Often, a person’s will states suggestions such as these in order to relieve the heir of any sense of duty to continue ownership of a property that would be financially burdensome. Apparently, you mother senses this and tried to address the situation accordingly.
Had your mother wanted the executor to sell the property first, the will would have provided specific instruction for the sale with the proceeds of the sale going to you rather than the property itself.
This should be something you and the executor’s attorney should be able to work out. If not, you may petition the probate court to rule on interpretation of that part of the will.

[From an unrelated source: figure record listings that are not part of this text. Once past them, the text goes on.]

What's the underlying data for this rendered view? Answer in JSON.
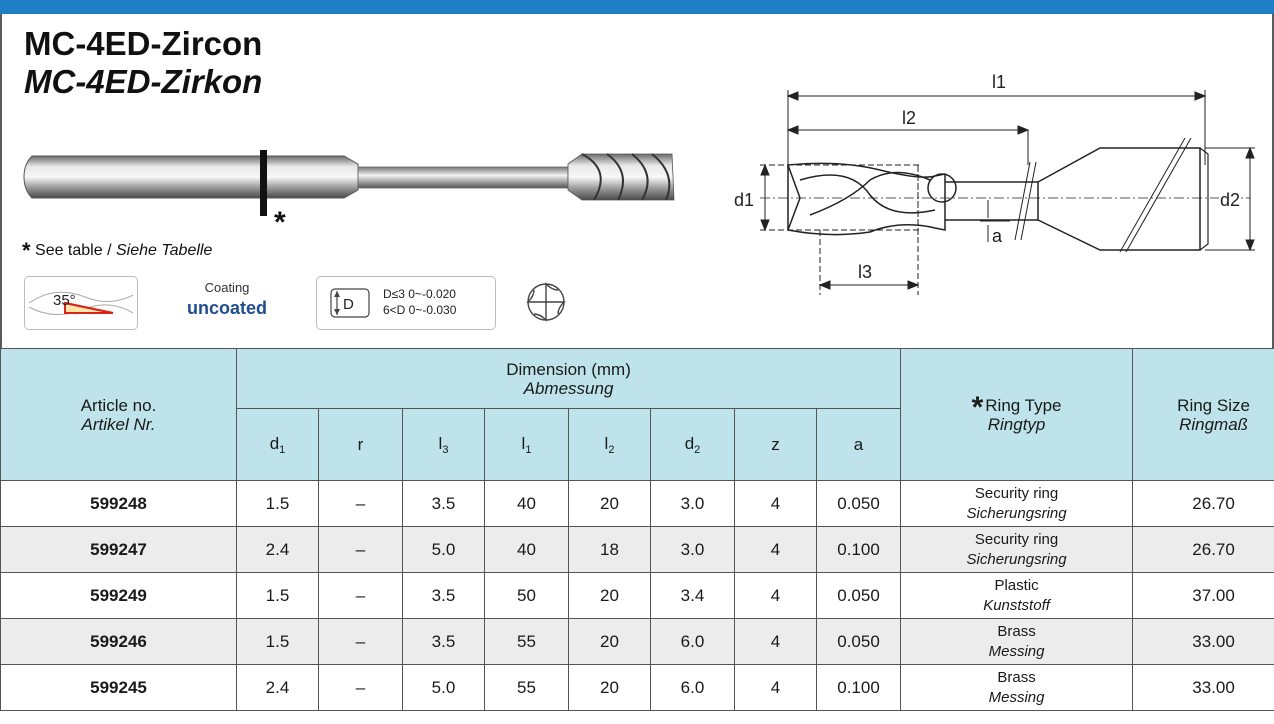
{
  "header": {
    "title": "MC-4ED-Zircon",
    "subtitle": "MC-4ED-Zirkon"
  },
  "note": {
    "star": "*",
    "text_en": "See table",
    "separator": " / ",
    "text_de": "Siehe Tabelle"
  },
  "icons": {
    "helix_angle": "35°",
    "coating_label": "Coating",
    "coating_value": "uncoated",
    "tolerance_symbol": "D",
    "tolerance_line1": "D≤3  0~-0.020",
    "tolerance_line2": "6<D  0~-0.030",
    "flutes_icon": "four-flute-icon"
  },
  "diagram": {
    "l1": "l1",
    "l2": "l2",
    "l3": "l3",
    "d1": "d1",
    "d2": "d2",
    "a": "a",
    "photo_star": "*"
  },
  "table": {
    "article_en": "Article no.",
    "article_de": "Artikel Nr.",
    "dimension_en": "Dimension (mm)",
    "dimension_de": "Abmessung",
    "ring_type_star": "*",
    "ring_type_en": "Ring Type",
    "ring_type_de": "Ringtyp",
    "ring_size_en": "Ring Size",
    "ring_size_de": "Ringmaß",
    "cols": {
      "d1": "d",
      "d1_sub": "1",
      "r": "r",
      "l3": "l",
      "l3_sub": "3",
      "l1": "l",
      "l1_sub": "1",
      "l2": "l",
      "l2_sub": "2",
      "d2": "d",
      "d2_sub": "2",
      "z": "z",
      "a": "a"
    },
    "rows": [
      {
        "article": "599248",
        "d1": "1.5",
        "r": "–",
        "l3": "3.5",
        "l1": "40",
        "l2": "20",
        "d2": "3.0",
        "z": "4",
        "a": "0.050",
        "ring_en": "Security ring",
        "ring_de": "Sicherungsring",
        "ring_size": "26.70"
      },
      {
        "article": "599247",
        "d1": "2.4",
        "r": "–",
        "l3": "5.0",
        "l1": "40",
        "l2": "18",
        "d2": "3.0",
        "z": "4",
        "a": "0.100",
        "ring_en": "Security ring",
        "ring_de": "Sicherungsring",
        "ring_size": "26.70"
      },
      {
        "article": "599249",
        "d1": "1.5",
        "r": "–",
        "l3": "3.5",
        "l1": "50",
        "l2": "20",
        "d2": "3.4",
        "z": "4",
        "a": "0.050",
        "ring_en": "Plastic",
        "ring_de": "Kunststoff",
        "ring_size": "37.00"
      },
      {
        "article": "599246",
        "d1": "1.5",
        "r": "–",
        "l3": "3.5",
        "l1": "55",
        "l2": "20",
        "d2": "6.0",
        "z": "4",
        "a": "0.050",
        "ring_en": "Brass",
        "ring_de": "Messing",
        "ring_size": "33.00"
      },
      {
        "article": "599245",
        "d1": "2.4",
        "r": "–",
        "l3": "5.0",
        "l1": "55",
        "l2": "20",
        "d2": "6.0",
        "z": "4",
        "a": "0.100",
        "ring_en": "Brass",
        "ring_de": "Messing",
        "ring_size": "33.00"
      }
    ]
  }
}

The answers provided here are merely general in nature and may not apply to every situation. They do not represent and not not constitute specific legal advise or recommendations because the advise or recommendation could change based on sprecific factual situations and/or recognized exceptions to general legal principals. An attorney should be consulted regarding the specifics of a particular case before any action is taken or not taken.
Only the executor can sell it while it is in the estate. Sometimes setting down with your sister and her attorney can clear things up, if her attorney is willing to do this.
My colleagues are correct. You need to look to the language of the will to determine who is to sell the property. Remember, that your sister's lawyer is not your lawyer. You should consult with a local probate attorney to review your situation and provide you with guidance and direction.